Depuis ces derniers jours, plusieurs personnes s’agitent des quatre lettres RGPD. Raison principale qui nous a incités à produire cet article. Définition du RGPD, domaine d’action, condition de conformité ou autres découvrent tout ce qu’il faut savoir à propos du RGPD ou Règlement Général de la Protection de Données.

Quid du RGPD ?

Mis en vigueur depuis le 25 mai 2015, le RGPD ou Règlement Général de la Protection de Donnée a pour vocation de renforcer la confidentialité et la protection des données individuelles des citoyens européens. Ce nouveau dispositif qui vient de substituer la DPDP ou Directive sur la protection des données personnelles (1995) s’avère riche en changements. Dans ce sens, que ce soit une transparence, une prévention ou une protection, le RGPD est établi en vue d’instaurer un contrôle plus ardu concernant l’usage et la collecte de données. Il offre également un meilleur temps de réaction (réactivité rapide) en cas de fuite de données. Cela dit, parmi les meilleurs supports qui permettent d’être en adéquation parfaite avec le Règlement Général de la protection de Données se trouve le Logiciel RGPD, cliquez ici pour en avoir plus d’informations. À titre d’information, ce dernier s’avère être un logiciel ludique et facile d’utilisation. En plus, il est parfaitement adapté à toutes les tailles et les activités d’une entreprise. Ainsi, d’une petite start-up jusqu’à une grande firme multinationale, en passant par les moyennes entreprises, Privacil —DPMS s’efforce de gérer correctement le LOGICIEL DPO de toutes les sociétés en intégrant bien sûr leur propre hiérarchie.

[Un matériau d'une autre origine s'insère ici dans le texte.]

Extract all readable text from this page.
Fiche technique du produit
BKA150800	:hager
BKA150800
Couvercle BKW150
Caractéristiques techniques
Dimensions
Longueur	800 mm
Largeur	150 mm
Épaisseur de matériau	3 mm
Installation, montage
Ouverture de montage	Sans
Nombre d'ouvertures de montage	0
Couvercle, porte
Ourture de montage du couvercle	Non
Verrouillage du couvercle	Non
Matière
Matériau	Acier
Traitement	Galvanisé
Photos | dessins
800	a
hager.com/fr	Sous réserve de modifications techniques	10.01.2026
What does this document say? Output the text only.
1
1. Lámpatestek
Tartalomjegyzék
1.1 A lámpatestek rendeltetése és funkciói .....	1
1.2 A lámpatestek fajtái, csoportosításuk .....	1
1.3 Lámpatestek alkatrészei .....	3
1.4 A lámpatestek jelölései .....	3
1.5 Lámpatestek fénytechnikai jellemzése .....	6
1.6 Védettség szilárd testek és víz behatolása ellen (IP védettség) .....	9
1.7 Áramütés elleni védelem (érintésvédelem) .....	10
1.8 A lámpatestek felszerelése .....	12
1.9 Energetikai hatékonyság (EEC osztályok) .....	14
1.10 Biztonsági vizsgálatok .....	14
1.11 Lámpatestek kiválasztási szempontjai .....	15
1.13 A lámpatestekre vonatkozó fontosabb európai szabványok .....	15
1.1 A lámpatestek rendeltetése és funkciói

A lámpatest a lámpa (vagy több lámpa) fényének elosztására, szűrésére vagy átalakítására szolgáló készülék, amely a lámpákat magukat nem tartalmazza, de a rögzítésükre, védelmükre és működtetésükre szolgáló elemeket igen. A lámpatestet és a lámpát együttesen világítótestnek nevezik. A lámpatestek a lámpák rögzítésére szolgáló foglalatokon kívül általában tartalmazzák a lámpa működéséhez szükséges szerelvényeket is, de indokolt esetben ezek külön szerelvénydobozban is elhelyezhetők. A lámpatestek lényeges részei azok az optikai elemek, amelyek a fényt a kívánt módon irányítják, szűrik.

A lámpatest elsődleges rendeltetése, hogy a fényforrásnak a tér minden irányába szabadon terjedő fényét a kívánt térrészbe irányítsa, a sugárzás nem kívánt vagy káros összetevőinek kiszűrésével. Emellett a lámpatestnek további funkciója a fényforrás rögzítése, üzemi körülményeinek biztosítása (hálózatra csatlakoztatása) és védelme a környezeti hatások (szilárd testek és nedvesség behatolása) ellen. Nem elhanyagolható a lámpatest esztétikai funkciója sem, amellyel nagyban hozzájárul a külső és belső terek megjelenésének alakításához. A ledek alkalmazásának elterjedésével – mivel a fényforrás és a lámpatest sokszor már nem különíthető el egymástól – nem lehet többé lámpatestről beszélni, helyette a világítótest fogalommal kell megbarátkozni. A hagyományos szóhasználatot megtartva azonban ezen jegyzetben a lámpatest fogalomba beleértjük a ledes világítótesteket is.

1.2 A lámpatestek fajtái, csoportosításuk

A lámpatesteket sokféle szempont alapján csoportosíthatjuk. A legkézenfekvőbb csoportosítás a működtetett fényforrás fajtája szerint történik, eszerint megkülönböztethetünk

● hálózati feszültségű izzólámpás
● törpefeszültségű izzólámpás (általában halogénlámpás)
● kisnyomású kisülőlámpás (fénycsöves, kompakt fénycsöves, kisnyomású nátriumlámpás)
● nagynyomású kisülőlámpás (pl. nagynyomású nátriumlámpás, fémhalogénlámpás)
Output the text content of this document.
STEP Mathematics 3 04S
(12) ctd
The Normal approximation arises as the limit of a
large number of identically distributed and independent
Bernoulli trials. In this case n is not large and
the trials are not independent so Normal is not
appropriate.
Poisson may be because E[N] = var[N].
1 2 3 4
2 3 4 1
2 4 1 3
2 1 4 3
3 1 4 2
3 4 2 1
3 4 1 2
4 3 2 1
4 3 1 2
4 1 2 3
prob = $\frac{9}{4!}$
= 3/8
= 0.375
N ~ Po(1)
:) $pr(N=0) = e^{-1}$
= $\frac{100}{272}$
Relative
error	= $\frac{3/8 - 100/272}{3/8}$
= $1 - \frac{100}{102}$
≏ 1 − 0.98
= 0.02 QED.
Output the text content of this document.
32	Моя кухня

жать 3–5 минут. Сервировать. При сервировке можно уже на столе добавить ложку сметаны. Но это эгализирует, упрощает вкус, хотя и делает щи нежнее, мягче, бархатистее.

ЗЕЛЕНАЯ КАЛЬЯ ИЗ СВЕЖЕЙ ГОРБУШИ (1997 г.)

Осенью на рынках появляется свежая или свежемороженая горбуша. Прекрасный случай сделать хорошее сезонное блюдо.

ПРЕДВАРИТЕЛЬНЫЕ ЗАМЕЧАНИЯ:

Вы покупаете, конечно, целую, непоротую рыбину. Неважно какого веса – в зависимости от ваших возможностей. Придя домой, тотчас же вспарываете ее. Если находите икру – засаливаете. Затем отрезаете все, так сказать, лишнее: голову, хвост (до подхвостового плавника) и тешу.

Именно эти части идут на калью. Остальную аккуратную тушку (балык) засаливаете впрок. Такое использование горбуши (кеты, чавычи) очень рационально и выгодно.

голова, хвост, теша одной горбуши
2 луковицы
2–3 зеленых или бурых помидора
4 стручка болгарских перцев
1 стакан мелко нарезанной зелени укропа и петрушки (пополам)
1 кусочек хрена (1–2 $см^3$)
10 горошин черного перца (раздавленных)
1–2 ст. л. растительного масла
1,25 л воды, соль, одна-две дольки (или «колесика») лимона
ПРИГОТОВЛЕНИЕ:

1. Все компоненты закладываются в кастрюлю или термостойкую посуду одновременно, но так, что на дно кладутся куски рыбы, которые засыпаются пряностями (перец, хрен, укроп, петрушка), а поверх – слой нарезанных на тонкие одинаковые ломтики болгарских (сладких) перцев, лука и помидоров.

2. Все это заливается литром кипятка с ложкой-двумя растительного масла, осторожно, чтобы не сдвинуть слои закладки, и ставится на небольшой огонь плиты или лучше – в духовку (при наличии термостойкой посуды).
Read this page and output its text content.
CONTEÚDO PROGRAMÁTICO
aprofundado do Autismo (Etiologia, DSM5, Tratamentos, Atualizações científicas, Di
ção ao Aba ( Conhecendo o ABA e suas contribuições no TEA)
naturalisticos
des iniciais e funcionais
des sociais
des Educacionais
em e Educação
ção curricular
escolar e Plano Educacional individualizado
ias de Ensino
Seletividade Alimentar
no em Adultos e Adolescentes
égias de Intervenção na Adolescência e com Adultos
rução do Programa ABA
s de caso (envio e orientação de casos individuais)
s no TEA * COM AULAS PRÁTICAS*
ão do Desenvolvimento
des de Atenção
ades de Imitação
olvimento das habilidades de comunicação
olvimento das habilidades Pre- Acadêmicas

Que faire pour être en conformité avec le RGPD ?

La loi est bel et bien claire. Toute entreprise qui traite ou détient des données, des informations personnelles de plusieurs citoyens européens doit impérativement se conformer au Règlement Général sur la Protection des Données. Dans ce sens, elle définit plusieurs sanctions (amendes allant jusqu’à 20 millions d’euros) à n’importe quelle société qui ne respecte pas le règlement en question. Ainsi, pour être en conformité avec ce dispositif, en plus d’intégrer le logiciel DPO RGPD dans sa politique de gestion, chaque entreprise doit a priori mettre en place une politique générale de traitement et de protection de données. Avant d’être portée à la connaissance du public, cette politique doit exclusivement respecter les principes énoncés par le règlement ou le RGPD. Ensuite, elle doit au moins avoir un délégué à la protection des données. Plus précisément, l’entreprise est tenue de désigner un responsable du contrôle et de la mise en norme des pratiques concernant le traitement des données et informations personnelles. Le responsable doit garantir la protection de celles-ci.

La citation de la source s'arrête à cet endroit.